OFFER OF HELP AND SUPPORT
I don't usually take the time to respond regarding Kitty Stein's column, but this one really got to me. (See "Using the Crystal Ball," August 2000.) Particularly, Case 2. Not Happy With Income. No wonder. I was so shocked. Something has to be radically wrong with that workroom operation or what the local market will pay for custom work. That gal could make more slinging hash in a restaurant.
I hate to confess this, but I don't spend every day in my workroom working hard unless I really have some large profitable job to do, and I am still making more that this person per year. I checked my tax returns. I guess I am more of a hobbyist as I am not self-supporting, but I usually put in at least 35 to 38 hours per week except around the holidays and then I usually really hit it.
My heart goes out to anyone who is really putting in the hours and not getting the just reward. I don't have a computer. I have a fax/phone, industrial machines, efficient gadgets and a professional worktable custom-built for me by my husband, but really am not high-tech due to limited space. My workroom is only 22- by 25-feet. Sample books and sample treatments are kept in a spare room.
I try to figure a job using the most efficient procedures possible and yet maintain quality workmanship. I don't spend a dime on advertising, it's all word-of-mouth referrals and all retail directly with client. I will not work for a decorator. That's just my personal preference. For 12 years or so, it has served me well. In that length of time, I have had only two persons who didn't want to pay for their work. So I said Merry Christmas (in July) and left the work with them. Both still use the treatments, so that tells me something. I have been very blessed to both have my spending money and be doing something that I feel is very gratifying. I spent 28 years doing office work and now I am enjoying a really fulfilling pastime.
I would like to contact the workroom profiled in Case 2 and possibly offer some morale boosting or maybe some techniques that would make her work go easier and faster and become more profitable.
Bonnie's Windowear, Etc.
Editor's reply: Sorry, but all of the responses to Kitty Stein's workroom survey were anonymous, so it would be impossible to know the name of the workroom described in Case 2. But perhaps now that workroom owner can contact you and take you up on your offer of help and support.
WHERE ARE THE NEW WORKROOMS?
In several articles by Kitty Stein, (See "Workroom Operations,") she remarks about "a dramatic shortage of workrooms." I found this remark to be very revealing as it reflects several conversations I have had with various people over the past several months.
The problem seems to be a shortage of workroom personnel: In Los Angeles/Orange County, CA, I'm told workrooms are recruiting from each other—not a healthy situation.

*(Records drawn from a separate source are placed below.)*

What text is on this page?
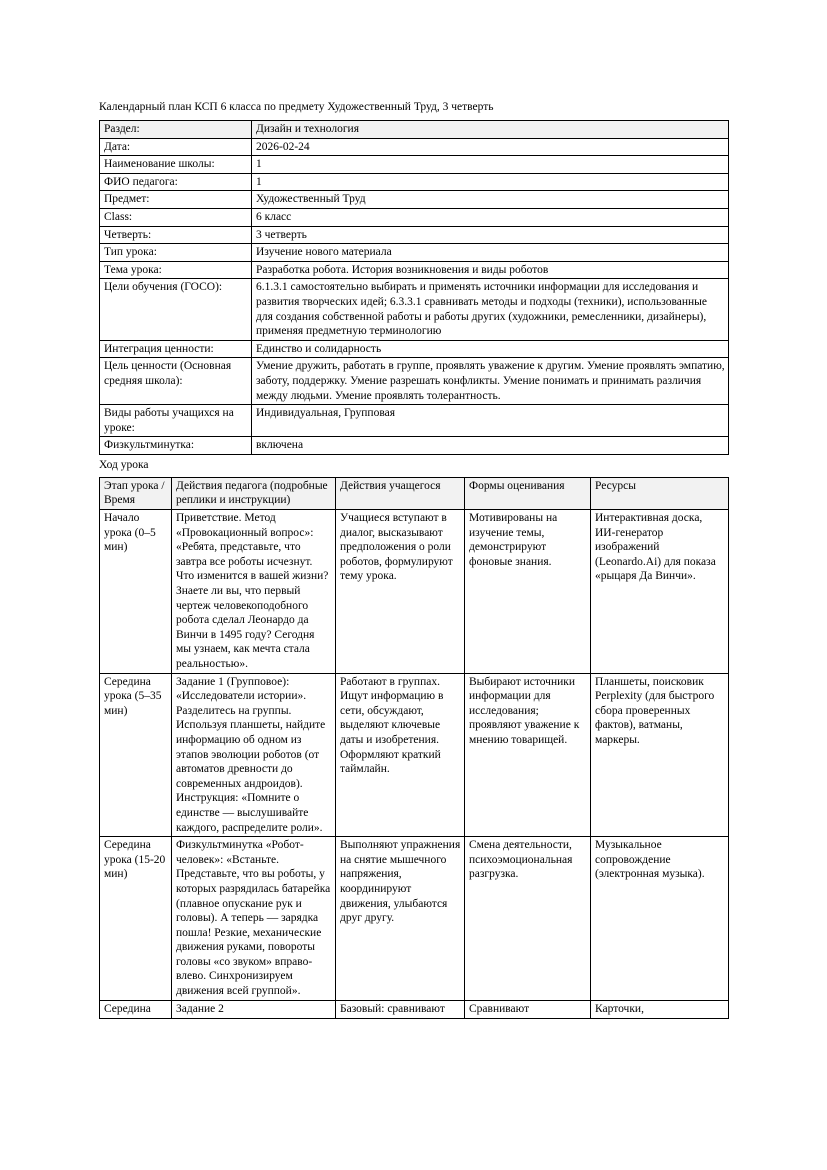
Календарный план КСП 6 класса по предмету Художественный Труд, 3 четверть

Раздел:	Дизайн и технология
Дата:	2026-02-24
Наименование школы:	1
ФИО педагога:	1
Предмет:	Художественный Труд
Class:	6 класс
Четверть:	3 четверть
Тип урока:	Изучение нового материала
Тема урока:	Разработка робота. История возникновения и виды роботов
Цели обучения (ГОСО):	6.1.3.1 самостоятельно выбирать и применять источники информации для исследования и развития творческих идей; 6.3.3.1 сравнивать методы и подходы (техники), использованные для создания собственной работы и работы других (художники, ремесленники, дизайнеры), применяя предметную терминологию
Интеграция ценности:	Единство и солидарность
Цель ценности (Основная средняя школа):	Умение дружить, работать в группе, проявлять уважение к другим. Умение проявлять эмпатию, заботу, поддержку. Умение разрешать конфликты. Умение понимать и принимать различия между людьми. Умение проявлять толерантность.
Виды работы учащихся на уроке:	Индивидуальная, Групповая
Физкультминутка:	включена

Ход урока

Этап урока / Время	Действия педагога (подробные реплики и инструкции)	Действия учащегося	Формы оценивания	Ресурсы
Начало урока (0–5 мин)	Приветствие. Метод «Провокационный вопрос»: «Ребята, представьте, что завтра все роботы исчезнут. Что изменится в вашей жизни? Знаете ли вы, что первый чертеж человекоподобного робота сделал Леонардо да Винчи в 1495 году? Сегодня мы узнаем, как мечта стала реальностью».	Учащиеся вступают в диалог, высказывают предположения о роли роботов, формулируют тему урока.	Мотивированы на изучение темы, демонстрируют фоновые знания.	Интерактивная доска, ИИ-генератор изображений (Leonardo.Ai) для показа «рыцаря Да Винчи».
Середина урока (5–35 мин)	Задание 1 (Групповое): «Исследователи истории». Разделитесь на группы. Используя планшеты, найдите информацию об одном из этапов эволюции роботов (от автоматов древности до современных андроидов). Инструкция: «Помните о единстве — выслушивайте каждого, распределите роли».	Работают в группах. Ищут информацию в сети, обсуждают, выделяют ключевые даты и изобретения. Оформляют краткий таймлайн.	Выбирают источники информации для исследования; проявляют уважение к мнению товарищей.	Планшеты, поисковик Perplexity (для быстрого сбора проверенных фактов), ватманы, маркеры.
Середина урока (15-20 мин)	Физкультминутка «Робот-человек»: «Встаньте. Представьте, что вы роботы, у которых разрядилась батарейка (плавное опускание рук и головы). А теперь — зарядка пошла! Резкие, механические движения руками, повороты головы «со звуком» вправо-влево. Синхронизируем движения всей группой».	Выполняют упражнения на снятие мышечного напряжения, координируют движения, улыбаются друг другу.	Смена деятельности, психоэмоциональная разгрузка.	Музыкальное сопровождение (электронная музыка).
Середина	Задание 2	Базовый: сравнивают	Сравнивают	Карточки,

In San Francisco, I've heard of an owner offering $18 to $20 per hour entry level —unsuccessfully. A furniture sales rep recently told me that many of his client designers in Idaho and Montana send their work out to big workrooms operated by fabric companies because their local workrooms either do not have the capacity or the knowledge to create the specialized items the designers are specifying. In Phoenix, AZ, I understand the lead times this past summer were 10 to 12 weeks, plus many of the "old-timers" are taking on no new designer clients because they want to quit.
Well, we all hope we can retire eventually and rest our weary feet, but apparently there is no one to take our places. Why is this? Where are the new workrooms? Where are the new people? Where are we going to find qualified personnel? It is my understanding that most sewing jobs for clothing manufacturers are now off shore. Why?
I have had a workroom for 24-plus years. When I started, a hand-held calculator was considered a nifty luxury! With the increasing array of knowledge now available from D&WC, other trade magazines and trade shows; from the incredible number of books, videos, training aids, suppliers and just plain gadgets it would seem that workrooms would be multiplying not dwindling.
In many ways we have created our own dilemma. We tell our young women they can be whatever they want to be—go for the gold, get an education, be a professional. And then we bemoan the shortage of workers. Yet, if we run across a potential employee who just happened to miss Career Day, we are frustrated because that employee doesn't understand fractions and thus cannot conceive of a half width, a half inch, or the difference between quarter inch welt and five-eighths.
Many workrooms consist of one or two individuals working at home, wearing all the hats, doing it all themselves—wholesale plus retail. In and of itself this is wonderful! However, how are these people trained? Do they have the time, inclination or ability to train others? How many of them just decide they could do a better job than "the other woman's workroom?" How many fail because they do not understand the business of workrooms? So many of them just don't know what they don't know.
I have always tried to bring new people in to learn our profession—some stayed, some didn't, some didn't belong in the first place! There are those who are making a serious effort to train the new generation, but there are too few of them. Why? Where will the new workrooms come from? Or more to the point, where will the new professional workrooms come from to handle the expanding business opportunities on the Internet and from our very healthy economy?